Hacker News new | ask | show | jobs
by rtpg 1023 days ago
data = json.load(sys.stdin)

commits = [elt.commit for elt in data if elt.commit.author = "Tom Hudson"]

json.dump(commits, sys.stdout)

Definitely not as straightforward... would be nice to have a bit more affordances for path expressions in Python.

2 comments

That doesn’t quite work, because JSON objects are parsed to Python dicts, not Python objects with properties, so it would be:

  data = json.load(sys.stdin)
  commits = [
    e["commit"] 
    for e in data 
    if e["commit"]["author"] == "Tom Hudson"
  ]
  json.dump(commits, sys.stdout)
This also won't work since it'll crash on missing fields. e.get("commit", {}).get("author", "") maybe (ignoring the corner case of non-list top level object).
Which is pretty useful - I will get malformed JSON error as earlier as possible.

P.S. `some.get("A", {})["B"]` is bad programming habit because there might be a list on `some["A"]`

You can do it like this with Jello (I am the author):

    jello '[e.commit for e in _ if e.commit.author == "Tom Hudson"]'
Jello let’s you use python syntax with dot notation without the stdin/stdout/json.loads boilerplate.

https://github.com/kellyjonbrazil/jello

This is a non-problem solved by the jq example. Clearly nobody sane writes (or consumes) APIs which sometimes produce array of object, sometimes produce singular objects of the same shape... Or maybe I'm spoiled from using typed languages and cannot see the ingenuity of the python/javascript/other-untyped-hyped-lang api authors that it solves?
> Clearly nobody sane writes (or consumes) APIs which sometimes produce array of object, sometimes produce singular objects of the same shape...

Has nothing to do with arrays, it has to do with the fact that Python dicts with string indexes and Python objects with properties are different things, unlike JS where member and index access are just different ways of accessing object properties.

> Or maybe I'm spoiled from using typed languages and cannot see the ingenuity of the python/javascript/other-untyped-hyped-lang api authors that it solves?

This isn't an untyped thing, this is a JavaScript (and thus JSON) and Python have type systems (even if they usually don't statically declare them) and those type systems and thus the syntax around objects are different between the two.

I see. I am spoiled, I think. :)
Oops, yep totally. Even more futzy! Think if I was doing this a lot I'd totally pull out one of those "dict wrappers that allow for attr-based access" that lots of projects end up writing for whatever reason
jmespath is your friend for this

    import jmespath
    import json

    doc = json.load(sys.stdin)
    print(jmespath.search("[?commit.author == `Tom Hudson`].commit", doc))
I wish it had won over jq because JMESPath is a spec with multiple implementations and a test suite where jq is... well jq and languages have bindings not independent implementations.
`import jmespath` is a lot like importing jq...

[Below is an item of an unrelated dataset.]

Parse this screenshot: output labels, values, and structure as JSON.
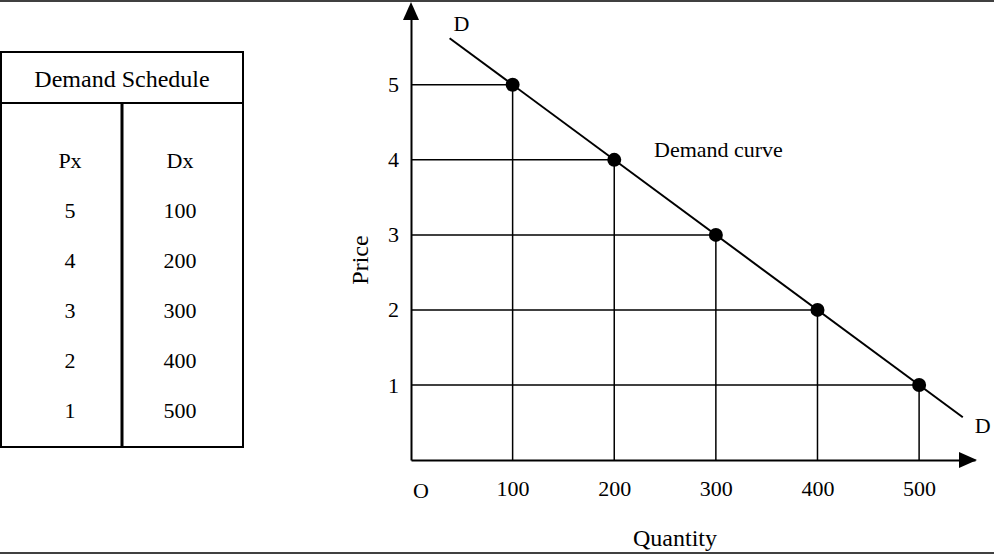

> I wish it had won over jq because JMESPath is a spec with multiple implementations and a test suite where jq is... well jq and languages have bindings not independent implementations.

jq has multiple implementations too! In Go, Rust, Java, and... in jq itself.

So just picking Java https://github.com/eiiches/jackson-jq

> jackson-jq aims to be a compatible jq implementation. However, not every feature is available; some are intentionally omitted because thay are not relevant as a Java library; some may be incomplete, have bugs or are yet to be implemented.

Where JMESPath has fully compliant 1st party implementations in Python, Go, Lua, JS, PHP, Ruby, and Rust and fully compliant 3rd party implementations in C++, Java, .NET, Elixer, and TS.

Having a spec and a test suite means that a all valid JMESPath programs will work and work the same anywhere you use it. I think jq could get there but it doesn't seem to be the project's priority.

Repeating an identifier like this is inelegant, it should be (untested)

  commit|[?author == `Tom Hudson`]
jmespath does look like an interesting thing. Wish it weren't stringly-typed but that is a bit unavoidable.